— Она была беременна, мам. От человека, у которого был рак. Они познакомились в онкоцентре, когда оба там лежали. Поженились. И она отказалась от лечения, чтобы выносить ребёнка. А ещё, знаешь, что она сделала? Повезла мужа в Испанию, чтобы пройти путь святого Иакова. Была у него такая мечта, но он уже не мог ходить. И она посадила его в инвалидную коляску и прошла с ним все восемьсот километров. Они дошли, а потом он умер у неё на руках, — на глазах дочери стояли слёзы. — Она привезла его домой и похоронила. А ребёнка потеряла.
— Ну, прям святая мученица, — развела я руками. — Очень ответственно. У него рак, у неё рак, а ребёнка кто должен был растить? Родители? Детский дом?
Аня покачала головой.
— Как у тебя всё звучит, мам, — она брезгливо скривилась.
— Как?
— Мерзко. Противно. Мелко. Неприятно. Мне продолжать? Всё, что бы ты ни говорила. Что с тобой не так? Да, конечно, всего лишь двое безответственных людей, готовых на всё, ради своей любви и своего малыша, отвратительная история, — хмыкнула дочь. — А на что готова ты ради нас, ради отца? Не потому, что он умирает, хотя у него наверняка тоже есть какая-нибудь мечта. А просто потому, что любишь? Если ты его, конечно, любишь, — смерила она меня взглядом.
— На что угодно, — ответила я.
— Правда? А как насчёт простить? За измену, которой не было? Или по сравнению с восемью сотнями километров пешком и мужеством отказаться от своей жизни ради жизни ребёнка это слишком сложно? Да что там, практически невозможно! Это же ты у нас великая мученица! Тебя предали. Тебе изменили. Тебя нужно жалеть.
— Знаешь, история, может, и красивая, — ответила я. — И не надо приписывать мне то, чего я не говорила. Но я не пойму, какое отношение она имеет ко мне. К нам.

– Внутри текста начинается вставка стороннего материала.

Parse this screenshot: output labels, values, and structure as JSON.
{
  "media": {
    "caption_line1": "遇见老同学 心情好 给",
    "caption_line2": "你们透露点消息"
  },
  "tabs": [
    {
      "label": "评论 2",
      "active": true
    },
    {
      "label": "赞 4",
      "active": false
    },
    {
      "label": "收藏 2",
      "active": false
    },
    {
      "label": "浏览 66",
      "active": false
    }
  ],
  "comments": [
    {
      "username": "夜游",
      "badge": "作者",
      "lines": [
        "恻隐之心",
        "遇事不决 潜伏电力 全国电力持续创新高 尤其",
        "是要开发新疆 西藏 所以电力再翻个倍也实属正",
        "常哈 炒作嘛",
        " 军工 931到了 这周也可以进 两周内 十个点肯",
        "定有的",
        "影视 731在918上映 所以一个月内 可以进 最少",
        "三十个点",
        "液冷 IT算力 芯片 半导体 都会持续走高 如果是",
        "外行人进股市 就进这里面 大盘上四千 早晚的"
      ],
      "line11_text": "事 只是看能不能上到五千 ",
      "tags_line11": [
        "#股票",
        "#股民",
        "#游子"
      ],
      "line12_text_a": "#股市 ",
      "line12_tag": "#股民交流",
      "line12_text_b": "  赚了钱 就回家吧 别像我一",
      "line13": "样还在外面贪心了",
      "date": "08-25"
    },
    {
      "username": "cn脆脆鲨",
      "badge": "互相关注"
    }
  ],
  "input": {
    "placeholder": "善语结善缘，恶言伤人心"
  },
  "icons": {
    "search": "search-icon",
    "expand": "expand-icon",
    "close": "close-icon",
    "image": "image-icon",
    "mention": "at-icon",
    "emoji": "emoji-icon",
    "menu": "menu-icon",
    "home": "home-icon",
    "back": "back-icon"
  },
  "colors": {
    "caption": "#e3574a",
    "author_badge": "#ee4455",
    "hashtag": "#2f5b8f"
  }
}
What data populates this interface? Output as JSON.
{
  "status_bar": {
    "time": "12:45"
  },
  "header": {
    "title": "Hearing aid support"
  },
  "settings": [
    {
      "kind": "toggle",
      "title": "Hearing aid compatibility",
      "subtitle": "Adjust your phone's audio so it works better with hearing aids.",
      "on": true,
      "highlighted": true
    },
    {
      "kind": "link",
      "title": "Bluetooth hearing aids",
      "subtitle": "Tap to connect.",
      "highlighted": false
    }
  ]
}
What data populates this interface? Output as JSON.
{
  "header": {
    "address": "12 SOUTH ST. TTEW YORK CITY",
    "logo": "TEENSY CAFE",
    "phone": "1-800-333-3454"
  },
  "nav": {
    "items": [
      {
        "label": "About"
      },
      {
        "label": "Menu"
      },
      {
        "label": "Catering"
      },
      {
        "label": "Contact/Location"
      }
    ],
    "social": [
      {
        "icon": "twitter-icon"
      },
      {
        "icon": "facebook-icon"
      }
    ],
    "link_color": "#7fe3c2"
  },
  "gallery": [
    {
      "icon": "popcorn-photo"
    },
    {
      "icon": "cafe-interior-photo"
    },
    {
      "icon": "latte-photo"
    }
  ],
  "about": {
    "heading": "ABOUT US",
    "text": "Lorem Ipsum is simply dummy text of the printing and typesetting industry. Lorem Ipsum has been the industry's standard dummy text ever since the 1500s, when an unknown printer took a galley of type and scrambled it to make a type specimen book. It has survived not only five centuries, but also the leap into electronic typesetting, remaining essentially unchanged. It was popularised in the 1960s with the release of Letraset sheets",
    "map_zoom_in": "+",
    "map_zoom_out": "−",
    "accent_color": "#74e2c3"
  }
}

И почему твой отец не мог с ней переспать, а она забеременеть.
— Ты вообще меня слышала? — снова скривилась дочь, словно всё, что я говорю, вызывает у неё нестерпимую мигрень. — А, впрочем, неважно, — дёрнула она головой. — Ответ на твой вопрос: во-первых, потому, что не могла, а во-вторых, потому, что ты, видимо, совсем не знаешь человека, с которым прожила столько лет. Он сказал тебе «нет». Он же сказал?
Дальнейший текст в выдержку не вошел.